The main prior ingredients needed for this work span several areas of mathematics and computer science:
- Optimal Transport Theory: Fundamental concepts such as push-forward measures, the Monge-Kantorovich duality, Wasserstein distances (especially W2), and the properties of optimal transport plans and barycentric maps are central. Works by Villani, Santambrogio, and Ambrosio form the theoretical backbone.
- Calculus of Variations: The direct method of calculus of variations is a primary tool for proving the existence of minimizers, relying on properties like coercivity, lower semi-continuity, and compactness arguments (e.g., Arzelà-Ascoli theorem).
- Functional Analysis: Concepts of L-Lipschitz functions are crucial for defining the constrained function class G. Reproducing Kernel Hilbert Spaces (RKHS) provide a specific function space for one of the numerical methods, utilizing their reproducing property.
- Convex Analysis: The properties of convex functions, particularly strongly convex ones, and their gradients are extensively used to define and analyze a specific, well-behaved class of constrained maps.
- Optimization Theory: The work relies on:
- Alternating Minimization: A standard iterative optimization technique.
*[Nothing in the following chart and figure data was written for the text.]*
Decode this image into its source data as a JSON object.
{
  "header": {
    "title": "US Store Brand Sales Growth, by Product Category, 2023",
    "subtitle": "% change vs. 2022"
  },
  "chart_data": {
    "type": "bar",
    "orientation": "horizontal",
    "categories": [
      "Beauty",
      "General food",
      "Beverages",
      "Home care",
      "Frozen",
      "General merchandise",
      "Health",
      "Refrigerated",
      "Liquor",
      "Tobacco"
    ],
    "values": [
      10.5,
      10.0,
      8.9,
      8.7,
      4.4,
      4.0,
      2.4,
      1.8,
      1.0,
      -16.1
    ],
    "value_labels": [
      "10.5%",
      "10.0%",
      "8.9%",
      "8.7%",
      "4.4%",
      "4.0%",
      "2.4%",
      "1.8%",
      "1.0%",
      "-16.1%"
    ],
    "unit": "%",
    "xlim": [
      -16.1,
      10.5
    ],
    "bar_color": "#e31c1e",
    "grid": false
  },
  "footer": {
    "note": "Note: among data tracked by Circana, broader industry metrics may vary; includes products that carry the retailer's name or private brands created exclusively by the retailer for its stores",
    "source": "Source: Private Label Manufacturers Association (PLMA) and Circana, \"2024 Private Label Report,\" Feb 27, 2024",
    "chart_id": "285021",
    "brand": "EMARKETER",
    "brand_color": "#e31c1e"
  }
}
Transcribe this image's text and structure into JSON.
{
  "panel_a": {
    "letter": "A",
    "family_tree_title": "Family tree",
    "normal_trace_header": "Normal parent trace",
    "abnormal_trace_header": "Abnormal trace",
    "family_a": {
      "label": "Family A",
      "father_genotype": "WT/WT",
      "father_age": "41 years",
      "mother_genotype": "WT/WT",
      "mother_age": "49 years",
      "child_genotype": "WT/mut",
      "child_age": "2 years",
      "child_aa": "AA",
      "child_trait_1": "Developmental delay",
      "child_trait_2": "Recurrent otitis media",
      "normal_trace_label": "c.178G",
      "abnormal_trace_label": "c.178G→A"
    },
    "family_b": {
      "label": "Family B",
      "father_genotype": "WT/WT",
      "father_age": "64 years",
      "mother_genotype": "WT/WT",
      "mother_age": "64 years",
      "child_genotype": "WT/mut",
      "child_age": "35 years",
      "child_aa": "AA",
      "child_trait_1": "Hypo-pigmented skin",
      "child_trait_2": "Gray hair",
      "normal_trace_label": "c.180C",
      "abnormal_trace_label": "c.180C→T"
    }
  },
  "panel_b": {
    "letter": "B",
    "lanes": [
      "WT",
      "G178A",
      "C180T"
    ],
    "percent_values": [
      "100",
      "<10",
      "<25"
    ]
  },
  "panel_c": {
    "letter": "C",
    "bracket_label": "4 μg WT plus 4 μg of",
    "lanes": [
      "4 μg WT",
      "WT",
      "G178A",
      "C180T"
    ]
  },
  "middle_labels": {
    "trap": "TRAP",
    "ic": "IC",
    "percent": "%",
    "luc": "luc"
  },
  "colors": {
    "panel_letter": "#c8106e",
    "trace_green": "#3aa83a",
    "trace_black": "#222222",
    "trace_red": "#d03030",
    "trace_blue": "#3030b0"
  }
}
- Gradient Descent and Stochastic Gradient Descent (SGD): Foundational algorithms for minimizing objective functions, adapted for non-convex and non-smooth settings.
- Non-smooth Non-convex Optimization: Advanced theory concerning Clarke sub-gradients and semi-algebraic functions (e.g., works by Bolte, Pauwels) is essential for proving convergence guarantees for SGD in complex settings like neural networks.
- Quadratic Programming: Used to solve the sub-problems arising from the gradients of convex functions class.
- Numerical Optimal Transport: The implementation of the proposed algorithms leverages existing discrete OT solvers (e.g., Sinkhorn algorithm, network simplex method) to compute transport costs and plans efficiently.
- Probability Theory: Concepts of probability distributions, empirical measures, and their manipulations (e.g., quantile functions, conditional expectation) are fundamental for defining and analyzing the problem.